Così la Champions divide l’Europa in ricchi e poveri

Spinelli: «Colpa della coppa Uefa che non vale nulla». Gandini: «Ma da quel torneo arrivano soldi per tutti». Il futuro? Il campionato europeo

Filippo Grassia

Che esista una frattura, economica e quindi tecnica, fra le prime della classe e le altre squadre è un fatto assodato in ogni parte d’Europa, dove si è formata una oligarchia accessibile solo agli abituali frequentatori della Champions League. Rarissime le eccezioni come dimostra la tabella a fianco. L’Uefa è così consapevole del problema da averne affidato lo studio a una commissione di cui fa parte anche Marco Brunelli, segretario della Lega Calcio di Milano. I risultati sono interessanti e ovvi allo stesso tempo. I campionati viaggiano a doppia velocità. Per Roberto Ghiretti, ex manager della Lega Volley e consulente di una dozzina di federazioni, la situazione è irreversibile o quasi: «Altro che frattura. Nel calcio i ricchi divengono sempre più ricchi e i poveri non hanno grosse possibilità di risalire la corrente. Lo scudetto va solo a chi fa la Champions League e ha maggiori entrate. Soluzioni? A breve e medio termine cambierà poco o nulla, più avanti si arriverà probabilmente a un vero e proprio campionato europeo. E allora i club di media entità avranno l’opportunità di insidiare nei campionati nazionali le grandi impegnate in una competizione molto più faticosa della attuale Champions League». Solo una ipotesi?
Per Aldo Spinelli, presidente del Livorno, la responsabilità è dell’Uefa che ha ridotto ai minimi termini la Coppa Uefa e non reca vantaggi alle squadre che vi partecipano: «Stando così le cose, è dannosa: inutile farla. Ci perdi i soldi e anche i punti in campionato. I vantaggi sono risibili rispetto ai problemi che ti porti appresso.

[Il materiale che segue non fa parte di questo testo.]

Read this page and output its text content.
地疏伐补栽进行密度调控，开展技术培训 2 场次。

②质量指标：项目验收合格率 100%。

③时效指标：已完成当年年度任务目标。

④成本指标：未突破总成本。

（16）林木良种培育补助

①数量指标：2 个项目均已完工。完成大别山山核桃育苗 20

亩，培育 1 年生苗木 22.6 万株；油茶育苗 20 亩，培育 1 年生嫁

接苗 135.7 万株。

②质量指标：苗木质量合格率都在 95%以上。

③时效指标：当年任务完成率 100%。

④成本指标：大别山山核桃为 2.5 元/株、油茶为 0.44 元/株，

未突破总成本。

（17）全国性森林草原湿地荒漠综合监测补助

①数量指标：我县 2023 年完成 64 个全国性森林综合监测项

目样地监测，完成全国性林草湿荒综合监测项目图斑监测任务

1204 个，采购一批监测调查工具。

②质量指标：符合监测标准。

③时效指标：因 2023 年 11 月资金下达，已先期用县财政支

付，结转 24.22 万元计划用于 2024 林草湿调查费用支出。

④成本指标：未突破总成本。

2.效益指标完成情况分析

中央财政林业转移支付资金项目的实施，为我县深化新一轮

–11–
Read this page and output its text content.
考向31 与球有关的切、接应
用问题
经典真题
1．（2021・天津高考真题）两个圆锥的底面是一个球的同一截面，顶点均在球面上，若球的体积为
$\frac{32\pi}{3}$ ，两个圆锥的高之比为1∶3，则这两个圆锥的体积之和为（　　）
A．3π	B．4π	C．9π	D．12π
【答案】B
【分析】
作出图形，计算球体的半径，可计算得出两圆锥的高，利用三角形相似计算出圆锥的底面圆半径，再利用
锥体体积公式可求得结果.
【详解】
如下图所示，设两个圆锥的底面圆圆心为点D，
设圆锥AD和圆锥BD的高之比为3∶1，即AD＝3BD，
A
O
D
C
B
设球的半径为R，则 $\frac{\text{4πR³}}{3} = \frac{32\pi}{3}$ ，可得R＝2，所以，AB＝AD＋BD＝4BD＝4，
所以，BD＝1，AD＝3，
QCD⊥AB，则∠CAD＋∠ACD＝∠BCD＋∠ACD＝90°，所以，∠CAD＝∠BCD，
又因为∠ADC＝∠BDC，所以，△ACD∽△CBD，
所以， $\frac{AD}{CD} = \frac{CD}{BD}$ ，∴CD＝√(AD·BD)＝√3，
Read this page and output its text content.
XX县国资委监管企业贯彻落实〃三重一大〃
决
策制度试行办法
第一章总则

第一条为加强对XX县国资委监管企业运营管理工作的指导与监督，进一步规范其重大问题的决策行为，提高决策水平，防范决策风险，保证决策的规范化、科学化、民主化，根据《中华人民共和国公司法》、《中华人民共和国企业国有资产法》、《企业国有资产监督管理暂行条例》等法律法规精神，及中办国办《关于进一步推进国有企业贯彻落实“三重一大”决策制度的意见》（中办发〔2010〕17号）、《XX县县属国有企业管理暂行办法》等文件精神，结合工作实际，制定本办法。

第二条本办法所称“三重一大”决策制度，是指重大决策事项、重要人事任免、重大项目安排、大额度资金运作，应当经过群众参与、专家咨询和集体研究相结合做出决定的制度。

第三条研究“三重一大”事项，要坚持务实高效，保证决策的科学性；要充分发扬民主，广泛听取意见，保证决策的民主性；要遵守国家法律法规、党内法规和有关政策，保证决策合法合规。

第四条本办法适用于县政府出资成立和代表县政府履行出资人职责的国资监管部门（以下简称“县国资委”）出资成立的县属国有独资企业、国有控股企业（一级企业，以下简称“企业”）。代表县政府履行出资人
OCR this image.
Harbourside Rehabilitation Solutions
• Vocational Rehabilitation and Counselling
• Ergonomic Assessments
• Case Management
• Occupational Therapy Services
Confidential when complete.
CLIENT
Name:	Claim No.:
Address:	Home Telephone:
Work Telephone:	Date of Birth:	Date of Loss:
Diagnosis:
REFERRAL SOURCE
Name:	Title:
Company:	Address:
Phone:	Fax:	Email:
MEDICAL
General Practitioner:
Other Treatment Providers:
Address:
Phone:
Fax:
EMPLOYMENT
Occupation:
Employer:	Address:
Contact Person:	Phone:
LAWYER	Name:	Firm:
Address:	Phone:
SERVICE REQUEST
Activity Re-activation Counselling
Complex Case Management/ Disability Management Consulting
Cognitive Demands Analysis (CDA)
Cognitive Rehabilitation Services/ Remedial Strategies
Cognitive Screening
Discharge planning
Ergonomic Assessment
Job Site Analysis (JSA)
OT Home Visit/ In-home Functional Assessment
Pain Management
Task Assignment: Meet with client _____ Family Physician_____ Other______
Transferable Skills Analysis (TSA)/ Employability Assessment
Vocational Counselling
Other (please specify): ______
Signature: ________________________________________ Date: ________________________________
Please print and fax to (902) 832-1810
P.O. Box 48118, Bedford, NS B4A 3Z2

Dovresti avere una rosa di 25-26 giocatori di qualità per far bene in entrambe le competizioni, ma non ti puoi permettere un lusso del genere con la prospettiva di avere tante spese e pochi ricavi. L’incasso delle partite interne basta appena a coprire i costi dell’organizzazione. Per ogni trasferta spendiamo 50-60mila euro. La partecipazione alla Coppa Uefa dovrebbe comportare invece delle entrate importanti per ridurre il gap con i club che giocano in Champions League. Se non cambia vestito, è meglio abolire questa manifestazione che ti penalizza in campionato. Il Livorno, giusto per stare ai fatti miei, affronterà due partite delicatissime in tre giorni, in pratica con gli stessi uomini. Ne vale la pena?».
Umberto Gandini, dirigente del Milan nonché membro della commissione Uefa che si occupa delle competizioni per club, getta acqua sul fuoco: «Quando si parla di Champions League, si sottolineano solo i ricavi dei grandi club. Esiste invece una forma di mutualità sconosciuta a molti. Il 25% di tutto il budget, pari a circa un miliardo di euro, è destinato al resto del calcio, alle federazioni e alle leghe più povere così come alle squadre che in questa competizione non ci metteranno mai il naso. Una somma rilevante. Ma non è vero che a vincere siano i soliti noti grazie ai soldi della Champions League. La leadership delle grandi squadre, Manchester Utd e Chelsea, Real Madrid e Barcellona, Milan, Inter e Juventus, non è nata con la nuova formula della competizione. Esiste da sempre. È anche vero che il gap s’è accresciuto. E l’Uefa, proprio per questo motivo, sta studiando il restyling della Coppa Uefa per premiare i club iscritti a questa manifestazione. Il progetto sarà presentato in un forum, previsto il 5 e 6 febbraio, prima di passare al vaglio dell’Esecutivo nella riunione di aprile. Probabile un formato simile a quello della Champions League con la novità di vendere centralmente i diritti televisivi e aumentare gli introiti. Al momento l’Uefa possiede solo i diritti dai quarti in poi».
Il cambiamento, se cambiamento ci sarà, si verificherà nella stagione 2009-2010 per dare modo ai contratti in essere di arrivare alla naturale scadenza. È il caso dei club russi, polacchi e greci che hanno ceduto, a basso prezzo, i diritti tv.

Cambierà qualcosa, ma non in maniera sostanziale. Dopo l’abbuffata di due giorni di Champions, l’appeal della Coppa Uefa resta di second’ordine. È come paragonare la Lollobrigida alla Bellucci, la Lollo di oggi beninteso.